My program uses the CUDA Radix Sort Class. After an update from CUDA 4.0 to 4.2 a class auxiliary init function is crashing with the message “Stack around the variable ‘devprop’ was corrupted”. I have isolated the problem commenting some function code and found that cudaGetDeviceProperties is corrupting devprop. I just don’t know why this is happening and how to fix the problem. My setup is CUDA 4.2, dev driver 301.32, Nsight 2.2, Windows 7 64 bits, compiling for Win32. The following snippet has the crashing initDeviceParameters() auxiliary function:
namespace nvRadixSort
{
#include "radixsort.h"
#include "cudpp/cudpp.h"
#include <stdio.h>
#include <assert.h>
bool bManualCoalesce = false;
bool bUsePersistentCTAs = false;
void initDeviceParameters(bool keysOnly)
{
int deviceID = -1;
if(cudaSuccess == cudaGetDevice(&deviceID))
{
cudaDeviceProp devprop;
cudaGetDeviceProperties(&devprop, deviceID);
int smVersion = devprop.major * 10 + devprop.minor;
// sm_12 and later devices don't need help with coalesce in reorderData kernel
bManualCoalesce = (smVersion < 12);
bUsePersistentCTAs = (smVersion < 20);
if(bUsePersistentCTAs)
{
//Irrelevant. My setup is 2.1
}
}
}
}
And this is the relevant class code:
#include <cuda_runtime_api.h>
#include "cudpp/cudpp.h"
namespace nvRadixSort
{
class RadixSort
{
public:
RadixSort(unsigned int maxElements, bool keysOnly = false)
: mScanPlan(0),
mNumElements(0),
mTempKeys(0),
mTempValues(0),
mCounters(0),
mCountersSum(0),
mBlockOffsets(0)
{
// Allocate temporary storage
initialize(maxElements, keysOnly);
}
protected: // data
CUDPPHandle mCudppContext;
CUDPPHandle mScanPlan; // CUDPP plan handle for prefix sum
unsigned int mNumElements; // Number of elements of temp storage allocated
unsigned int *mTempKeys; // Intermediate storage for keys
unsigned int *mTempValues; // Intermediate storage for values
unsigned int *mCounters; // Counter for each radix
unsigned int *mCountersSum; // Prefix sum of radix counters
unsigned int *mBlockOffsets; // Global offsets of each radix in each block
protected: // methods
void initialize(unsigned int numElements, bool keysOnly)
{
// initialize parameters based on present CUDA device
initDeviceParameters(keysOnly);
// Allocate temporary storage
mNumElements = numElements;
unsigned int numBlocks = ((numElements % (CTA_SIZE * 4)) == 0) ?

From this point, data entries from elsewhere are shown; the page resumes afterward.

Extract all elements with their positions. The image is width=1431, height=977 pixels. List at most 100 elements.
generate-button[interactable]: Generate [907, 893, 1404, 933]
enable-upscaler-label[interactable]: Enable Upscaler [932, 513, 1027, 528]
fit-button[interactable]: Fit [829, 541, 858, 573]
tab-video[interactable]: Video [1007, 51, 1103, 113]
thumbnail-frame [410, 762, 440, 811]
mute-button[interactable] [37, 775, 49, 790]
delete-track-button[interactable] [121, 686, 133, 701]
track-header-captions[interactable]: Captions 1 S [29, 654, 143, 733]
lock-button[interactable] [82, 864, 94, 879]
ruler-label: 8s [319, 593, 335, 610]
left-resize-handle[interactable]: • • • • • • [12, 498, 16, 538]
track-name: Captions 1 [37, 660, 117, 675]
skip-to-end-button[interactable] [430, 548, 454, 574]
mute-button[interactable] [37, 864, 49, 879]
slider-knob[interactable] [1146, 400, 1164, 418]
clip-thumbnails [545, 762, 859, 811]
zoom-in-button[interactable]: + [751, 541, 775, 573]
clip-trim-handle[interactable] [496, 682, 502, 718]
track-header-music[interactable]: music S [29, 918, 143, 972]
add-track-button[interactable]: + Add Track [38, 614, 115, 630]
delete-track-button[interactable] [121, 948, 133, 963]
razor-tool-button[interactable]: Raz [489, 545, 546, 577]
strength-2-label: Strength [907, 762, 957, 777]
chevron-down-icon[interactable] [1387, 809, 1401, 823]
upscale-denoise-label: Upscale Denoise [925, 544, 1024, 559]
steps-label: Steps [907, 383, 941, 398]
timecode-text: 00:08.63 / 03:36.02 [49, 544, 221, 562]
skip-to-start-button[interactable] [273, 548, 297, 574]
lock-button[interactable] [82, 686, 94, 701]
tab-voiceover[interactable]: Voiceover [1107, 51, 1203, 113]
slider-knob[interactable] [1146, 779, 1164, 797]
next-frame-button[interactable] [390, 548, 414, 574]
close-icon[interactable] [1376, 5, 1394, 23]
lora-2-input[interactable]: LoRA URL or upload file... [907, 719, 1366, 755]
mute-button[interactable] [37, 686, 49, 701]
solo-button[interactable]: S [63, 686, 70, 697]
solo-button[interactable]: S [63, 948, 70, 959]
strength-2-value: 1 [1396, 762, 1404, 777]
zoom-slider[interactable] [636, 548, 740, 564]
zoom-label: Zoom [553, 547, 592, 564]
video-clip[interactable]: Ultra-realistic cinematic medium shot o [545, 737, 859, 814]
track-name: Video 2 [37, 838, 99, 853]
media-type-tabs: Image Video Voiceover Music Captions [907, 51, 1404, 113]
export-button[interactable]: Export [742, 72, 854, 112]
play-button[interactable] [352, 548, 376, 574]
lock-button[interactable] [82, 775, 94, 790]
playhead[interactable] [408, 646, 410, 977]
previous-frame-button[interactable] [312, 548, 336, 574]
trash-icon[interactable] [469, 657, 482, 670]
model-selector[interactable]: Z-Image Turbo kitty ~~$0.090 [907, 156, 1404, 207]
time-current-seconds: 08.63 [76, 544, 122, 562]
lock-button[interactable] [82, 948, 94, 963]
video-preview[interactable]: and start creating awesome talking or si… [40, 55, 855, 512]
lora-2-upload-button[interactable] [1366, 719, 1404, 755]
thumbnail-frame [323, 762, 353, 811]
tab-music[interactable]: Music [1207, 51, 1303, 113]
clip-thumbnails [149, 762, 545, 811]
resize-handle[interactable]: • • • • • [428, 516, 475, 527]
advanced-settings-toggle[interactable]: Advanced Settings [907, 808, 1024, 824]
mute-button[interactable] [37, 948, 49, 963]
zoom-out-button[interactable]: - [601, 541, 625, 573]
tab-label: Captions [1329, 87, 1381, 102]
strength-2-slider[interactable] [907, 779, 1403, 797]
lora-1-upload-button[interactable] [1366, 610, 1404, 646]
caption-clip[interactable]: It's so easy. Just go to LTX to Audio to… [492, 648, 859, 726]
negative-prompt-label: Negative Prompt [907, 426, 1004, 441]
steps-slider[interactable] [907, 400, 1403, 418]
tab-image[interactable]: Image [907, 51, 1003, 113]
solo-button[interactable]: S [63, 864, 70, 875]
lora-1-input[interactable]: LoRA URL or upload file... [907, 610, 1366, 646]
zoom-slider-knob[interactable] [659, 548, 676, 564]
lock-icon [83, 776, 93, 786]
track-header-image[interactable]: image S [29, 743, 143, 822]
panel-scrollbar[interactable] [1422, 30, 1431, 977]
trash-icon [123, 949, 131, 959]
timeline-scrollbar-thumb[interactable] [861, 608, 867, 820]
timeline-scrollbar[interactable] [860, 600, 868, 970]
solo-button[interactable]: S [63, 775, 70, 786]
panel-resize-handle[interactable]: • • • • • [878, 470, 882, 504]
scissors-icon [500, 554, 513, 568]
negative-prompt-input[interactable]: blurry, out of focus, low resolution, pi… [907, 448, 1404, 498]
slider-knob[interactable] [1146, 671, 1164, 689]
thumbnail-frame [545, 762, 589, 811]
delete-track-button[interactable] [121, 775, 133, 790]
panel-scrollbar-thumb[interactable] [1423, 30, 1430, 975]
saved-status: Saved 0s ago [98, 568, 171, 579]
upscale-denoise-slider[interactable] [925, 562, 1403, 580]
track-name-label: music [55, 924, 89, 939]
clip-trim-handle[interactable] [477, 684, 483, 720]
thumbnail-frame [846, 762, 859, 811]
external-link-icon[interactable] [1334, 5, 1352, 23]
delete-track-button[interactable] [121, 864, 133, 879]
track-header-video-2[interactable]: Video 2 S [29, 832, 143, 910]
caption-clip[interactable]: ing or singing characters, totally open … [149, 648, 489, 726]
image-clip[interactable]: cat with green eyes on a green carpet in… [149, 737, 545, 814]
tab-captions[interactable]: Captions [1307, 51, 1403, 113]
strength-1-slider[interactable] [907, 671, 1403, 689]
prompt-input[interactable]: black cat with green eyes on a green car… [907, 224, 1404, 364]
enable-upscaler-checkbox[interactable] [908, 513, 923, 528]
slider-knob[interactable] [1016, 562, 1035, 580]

(numElements / (CTA_SIZE * 4)) : (numElements / (CTA_SIZE * 4) + 1);
unsigned int numBlocks2 = ((numElements % (CTA_SIZE * 2)) == 0) ?
(numElements / (CTA_SIZE * 2)) : (numElements / (CTA_SIZE * 2) + 1);
// Initialize scan
cudppCreate(&mCudppContext);
CUDPPConfiguration scanConfig;
scanConfig.algorithm = CUDPP_SCAN;
scanConfig.datatype = CUDPP_UINT;
scanConfig.op = CUDPP_ADD;
scanConfig.options = CUDPP_OPTION_EXCLUSIVE | CUDPP_OPTION_FORWARD;
cudppPlan(mCudppContext , &mScanPlan, scanConfig, 16 * numBlocks2, 1, 0);
cudaMalloc((void **)&mTempKeys, numElements * sizeof(unsigned int));
if(!keysOnly)
cudaMalloc((void **)&mTempValues, numElements * sizeof(unsigned int));
cudaMalloc((void **)&mCounters, WARP_SIZE_ * numBlocks * sizeof(unsigned int));
cudaMalloc((void **)&mCountersSum, WARP_SIZE_ * numBlocks * sizeof(unsigned int));
cudaMalloc((void **)&mBlockOffsets, WARP_SIZE_ * numBlocks * sizeof(unsigned int));
checkCudaError("RadixSort::initialize()");
}
}
Solved the problem. It was that my Visual Studio project still using CUDA 4.0 build rules and tools even with CUDA 4.2 version available. Just changed the project file to use the new files and that did the trick.